On the technology side, Corin’s philosophy is simple: “My core job is taking people on the glacier. I leave the tech to Zaui.” Unlike Silicon Valley startups, IceWalks isn’t looking to build its own app. Instead, it relies on Zaui’s booking platform (and the smart tools Zaui is adding) to run the business. Recently Zaui announced Nera - Zaui’s powerful AI Insights, a background tool that crunches an operator’s booking data to suggest smarter pricing and inventory choices. Nera analyzes booking patterns and recommends optimized price adjustments and capacity additions to help you capture more revenue. In practice this means if a particular tour consistently sells out or stays half-full, Nera will flag it and even suggest changing the price or adding more departure slots. IceWalks plans to use these insights so Corin and his team can make data-driven decisions (for example, tweaking prices on evenings or days when demand is high).
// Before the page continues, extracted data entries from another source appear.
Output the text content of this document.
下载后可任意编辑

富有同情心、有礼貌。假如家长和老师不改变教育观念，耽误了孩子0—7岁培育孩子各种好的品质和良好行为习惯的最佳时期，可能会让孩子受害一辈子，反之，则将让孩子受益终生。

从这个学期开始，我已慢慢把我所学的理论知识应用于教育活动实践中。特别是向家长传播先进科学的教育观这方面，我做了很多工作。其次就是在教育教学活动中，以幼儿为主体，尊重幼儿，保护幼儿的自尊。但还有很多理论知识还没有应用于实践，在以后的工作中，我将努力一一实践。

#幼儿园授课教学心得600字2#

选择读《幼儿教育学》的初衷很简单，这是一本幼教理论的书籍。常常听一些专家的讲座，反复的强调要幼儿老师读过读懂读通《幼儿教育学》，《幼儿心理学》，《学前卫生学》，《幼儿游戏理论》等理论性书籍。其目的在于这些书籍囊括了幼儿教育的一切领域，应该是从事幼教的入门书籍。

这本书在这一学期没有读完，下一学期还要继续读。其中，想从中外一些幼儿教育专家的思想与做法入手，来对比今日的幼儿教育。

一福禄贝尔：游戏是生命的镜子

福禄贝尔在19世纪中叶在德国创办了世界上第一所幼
Looking ahead, IceWalks and Zaui are aligned: the guides can focus on real-world adventures while the software “quietly works behind the scenes.” Corin quips that he still just asks Siri random questions but he’s glad to know Zaui is investing “very heavily” in AI. Future features (like dynamic pricing based on demand trends) will arrive without IceWalks having to lift a finger. This synergy, local expertise meeting smart technology   is exactly why the company has stayed competitive for 40 years.

Key Takeaways

  • Unique Product, Powerful Story: IceWalks succeeded by specializing in a truly one-of-a-kind tour (glacier hiking) and sharing that wonder with guests. They let the experience speak for itself and encourage guests to spread the word.
  • Lean Operations with Technology: From day one IceWalks ran lean and continues to do so. A small team of guides handles bookings, logistics, and guiding. By adopting Zaui’s reservation system early on, they automated scheduling, manifest generation, payments, and agent bookings. This meant one employee could manage thousands of bookings, and no lead was lost during busy periods or slowdowns.
  • Flexibility Pays Off: The pandemic underscored the need to adapt. IceWalks used downtime to improve its online presence and offerings, ultimately reaching new local markets. This flexibility (shifting focus from international to domestic customers) was possible because their core operations (booking & scheduling) were already digital.
  • Add Meaning, Not Just a Checkmark: IceWalks doesn’t shy away from talking about glacier retreat; instead they turn it into a memorable part of the tour. Tourism businesses can similarly incorporate natural or historical education to enrich the guest experience.
  • Partner, Don’t Reinvent: Corin’s approach to tech is instructive. He didn’t try to write his own software; he partnered with Zaui and now leverages its ongoing investments (like Nera AI) for free. This lets him stay focused on guiding while still getting the benefits of data-driven insights.

In short, IceWalks’ success is a lesson for any tour operator: double down on what makes you special, lean on technology to handle the details, and be ready to pivot when the unexpected (like a pandemic or a thinning glacier) comes along. The glacier may be receding, but for IceWalks the future looks as bright as the blue ice underfoot.